Giving a student enough attention of the right kind is helpful to staying in calm phase.
Trigger
This is the inciting event to problem behavior.
It can be an interpersonal conflict, not understanding something, or even being hungry or tired. (Yes, your student can arrive at school not in the calm phase.)
You can use "precorrection" to manage triggers. Clarify expectations to help them meet expectations.
Agitation
This phase can go on for a while.
Is often characterized by fidgeting, moving around, stopping and starting tasks.
Intervention needs to happen as soon as agitation becomes evident otherwise it might be too late and acceleration is inevitable.
Acceleration
The student becomes more focused on getting teacher attention: questioning, arguing, breaking a pencil...
This is often when teachers first notice something is wrong, despite the previous clues.
Do not engage them. Acknowledge their feelings. Offer a prompt and walk away. Positive enforcement for accomplishing anything.
Peak
Behavior is out of control and not stoppable at this point. This is the largest action in the cycle (violence, yelling, destruction).
Keep everyone safe - follow your school's plan for this. Every school has a plan, often a removal policy. Removal has a downside of teaching the student that acting like this gets them out of class.
De-escalation
This is the time after the peak where the student may withdraw or deny responsibility. They usually don't want to discuss what happened.
Help them get out of this with dignity. Give them an independent activity in a quiet space to withdraw with your permission.
Recovery
Students are subdued.
This is the time to debrief on the incident. Acknowledge uncomfortable feelings. Ask to figure out the trigger.

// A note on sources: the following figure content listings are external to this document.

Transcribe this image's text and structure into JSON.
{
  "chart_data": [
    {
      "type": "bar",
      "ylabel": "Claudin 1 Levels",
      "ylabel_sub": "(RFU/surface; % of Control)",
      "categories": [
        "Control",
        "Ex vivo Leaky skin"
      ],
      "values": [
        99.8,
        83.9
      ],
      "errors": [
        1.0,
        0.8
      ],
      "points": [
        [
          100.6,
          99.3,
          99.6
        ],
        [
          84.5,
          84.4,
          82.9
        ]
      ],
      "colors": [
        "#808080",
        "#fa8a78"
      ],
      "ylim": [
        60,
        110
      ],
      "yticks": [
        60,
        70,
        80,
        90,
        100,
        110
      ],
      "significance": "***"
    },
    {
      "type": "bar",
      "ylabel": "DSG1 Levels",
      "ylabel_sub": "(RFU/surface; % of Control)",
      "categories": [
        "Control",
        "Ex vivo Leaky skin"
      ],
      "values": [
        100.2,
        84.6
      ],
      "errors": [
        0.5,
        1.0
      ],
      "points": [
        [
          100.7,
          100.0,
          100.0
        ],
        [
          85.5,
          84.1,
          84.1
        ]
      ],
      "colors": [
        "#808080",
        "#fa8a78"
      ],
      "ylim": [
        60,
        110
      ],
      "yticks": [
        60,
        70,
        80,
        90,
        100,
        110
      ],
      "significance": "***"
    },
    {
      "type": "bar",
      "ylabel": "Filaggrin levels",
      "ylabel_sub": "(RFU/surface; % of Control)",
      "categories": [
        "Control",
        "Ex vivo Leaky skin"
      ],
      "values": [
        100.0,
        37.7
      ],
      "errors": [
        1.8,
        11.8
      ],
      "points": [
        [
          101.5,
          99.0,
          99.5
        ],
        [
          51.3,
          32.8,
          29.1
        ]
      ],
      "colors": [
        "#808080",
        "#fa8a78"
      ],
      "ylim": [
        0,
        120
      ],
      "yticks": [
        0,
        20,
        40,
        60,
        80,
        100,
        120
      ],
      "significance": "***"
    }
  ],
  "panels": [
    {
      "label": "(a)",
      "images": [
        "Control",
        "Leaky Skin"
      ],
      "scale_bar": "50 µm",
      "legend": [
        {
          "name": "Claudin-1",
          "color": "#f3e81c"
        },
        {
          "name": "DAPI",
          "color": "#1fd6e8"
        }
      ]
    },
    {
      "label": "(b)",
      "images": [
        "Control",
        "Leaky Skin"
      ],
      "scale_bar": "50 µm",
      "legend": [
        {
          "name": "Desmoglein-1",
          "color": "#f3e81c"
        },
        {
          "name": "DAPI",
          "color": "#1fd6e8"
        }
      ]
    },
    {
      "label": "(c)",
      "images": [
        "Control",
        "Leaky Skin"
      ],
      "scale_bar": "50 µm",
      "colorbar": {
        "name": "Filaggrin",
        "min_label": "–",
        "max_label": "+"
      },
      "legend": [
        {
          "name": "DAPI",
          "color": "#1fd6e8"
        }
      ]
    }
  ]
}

Also debrief the class. Reinforce expectations and tell the class to be kind to the student who acted out.
Own up to mistakes, particularly not recognizing something was wrong earlier.
The key is to intervene early in the acting out cycle. It is common to hear teachers say things like, "The student did this out of nowhere" but it was usually not out of nowhere. There were earlier signs in the acting out cycle.
This works with any student who might act out, but you see this behavior more often in students with emotional behavior disorders.